Dr Damien King, executive director of the Caribbean Policy Research Institute, CaPRI, said that while the think tank has itself undertaken a study of the banking sector, the findings of which were released earlier this year, an assessment of the competitive nature of the sector is "different from what we did so I think it's a great thing to do because it looks at the problem from a different angle and what seems to me to be quite an instructive angle."

Richard Murray, executive director of the Jamaica Bankers Association, to whom the Financial Gleaner was referred, said the bankers held a conversation with BOJ Governor Brian Wynter about the study and that the association was receptive to it.

He said that it was difficult to comment on what they would like to see included in the study because "we haven't been given anything to look at."

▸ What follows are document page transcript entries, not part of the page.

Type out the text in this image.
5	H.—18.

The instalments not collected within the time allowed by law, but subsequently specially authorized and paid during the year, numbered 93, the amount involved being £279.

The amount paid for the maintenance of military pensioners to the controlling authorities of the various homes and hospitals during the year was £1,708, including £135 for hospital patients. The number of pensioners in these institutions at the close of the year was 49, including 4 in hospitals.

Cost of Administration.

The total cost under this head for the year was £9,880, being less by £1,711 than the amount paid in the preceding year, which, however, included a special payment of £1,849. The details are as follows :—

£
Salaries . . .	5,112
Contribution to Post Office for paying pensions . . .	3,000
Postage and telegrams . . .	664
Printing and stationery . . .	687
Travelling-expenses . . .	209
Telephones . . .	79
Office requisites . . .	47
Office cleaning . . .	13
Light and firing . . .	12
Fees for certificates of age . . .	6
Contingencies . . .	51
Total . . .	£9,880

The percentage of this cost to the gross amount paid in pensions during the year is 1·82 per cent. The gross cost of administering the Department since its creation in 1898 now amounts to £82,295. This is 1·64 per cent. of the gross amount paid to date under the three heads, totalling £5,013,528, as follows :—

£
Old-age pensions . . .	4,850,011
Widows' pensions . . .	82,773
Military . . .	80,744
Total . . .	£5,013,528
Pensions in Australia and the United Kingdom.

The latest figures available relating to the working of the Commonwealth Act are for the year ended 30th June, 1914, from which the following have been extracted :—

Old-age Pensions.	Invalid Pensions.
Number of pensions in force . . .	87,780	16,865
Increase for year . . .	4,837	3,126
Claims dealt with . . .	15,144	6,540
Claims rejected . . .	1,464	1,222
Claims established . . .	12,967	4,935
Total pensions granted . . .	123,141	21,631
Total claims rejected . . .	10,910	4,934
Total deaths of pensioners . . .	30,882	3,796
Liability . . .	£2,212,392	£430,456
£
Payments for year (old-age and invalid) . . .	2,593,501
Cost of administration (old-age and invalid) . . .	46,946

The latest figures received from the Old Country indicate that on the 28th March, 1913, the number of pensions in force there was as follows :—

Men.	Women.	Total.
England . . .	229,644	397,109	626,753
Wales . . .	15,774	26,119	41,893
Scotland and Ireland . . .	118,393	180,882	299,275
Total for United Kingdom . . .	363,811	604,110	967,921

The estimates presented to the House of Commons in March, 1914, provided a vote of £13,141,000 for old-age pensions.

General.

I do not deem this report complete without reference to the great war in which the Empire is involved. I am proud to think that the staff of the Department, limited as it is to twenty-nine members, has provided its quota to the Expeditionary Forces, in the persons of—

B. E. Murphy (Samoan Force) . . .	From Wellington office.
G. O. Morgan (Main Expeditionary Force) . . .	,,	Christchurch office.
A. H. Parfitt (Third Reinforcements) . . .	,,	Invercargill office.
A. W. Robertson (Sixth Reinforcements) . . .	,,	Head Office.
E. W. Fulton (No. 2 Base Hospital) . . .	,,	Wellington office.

However, "we just hope that at the end of it, we'll be able to review and to provide our comments," said Murray, adding that "it will be very good for the banking sector."




FTC Executive Director David Miller said it was important and necessary to examine the financial landscape, and that such explorations should be made of other types of firms.

"I'm speaking of building societies, in some instances credit unions and microfinance institutions," said the competition expert. "We also think it's necessary to look at what the landscape looks like with respect to consumers. Do they have sufficient choices? What choices do they have? Where are they going to obtain loans and financial products and services and is this satisfactory to build a complete financial framework for Jamaica?"

Referring to the financial inclusion work being undertaken by the central bank, Miller said "this filters right into that financial inclusion set up.

We have seen in recent times the blossoming of microfinance institutions. We have seen the growth of the credit bureaus so we know that there is activity out there and that consumers, in general, are looking for financial products."

Another dimension to it is the steady trending down of interest rates "where consumers and business enterprises are looking for opportunities to invest their money and all this scenario plays into the need to assess what the state of competition is in the banking sector in Jamaica," said the FTC executive director.

As a kick-off to the study, the consultants were in Jamaica two weeks ago and engaged in discussions with the financial players, including the association for microfinance institutions.

"The study will be looking at whether there is space for more players and the barriers for entry into different kinds of products and services - whether it be natural barriers or legislative or policy barriers," Miller said.

In that regard, the consultants will be assessing the framework within which the BOJ regulates financial institutions.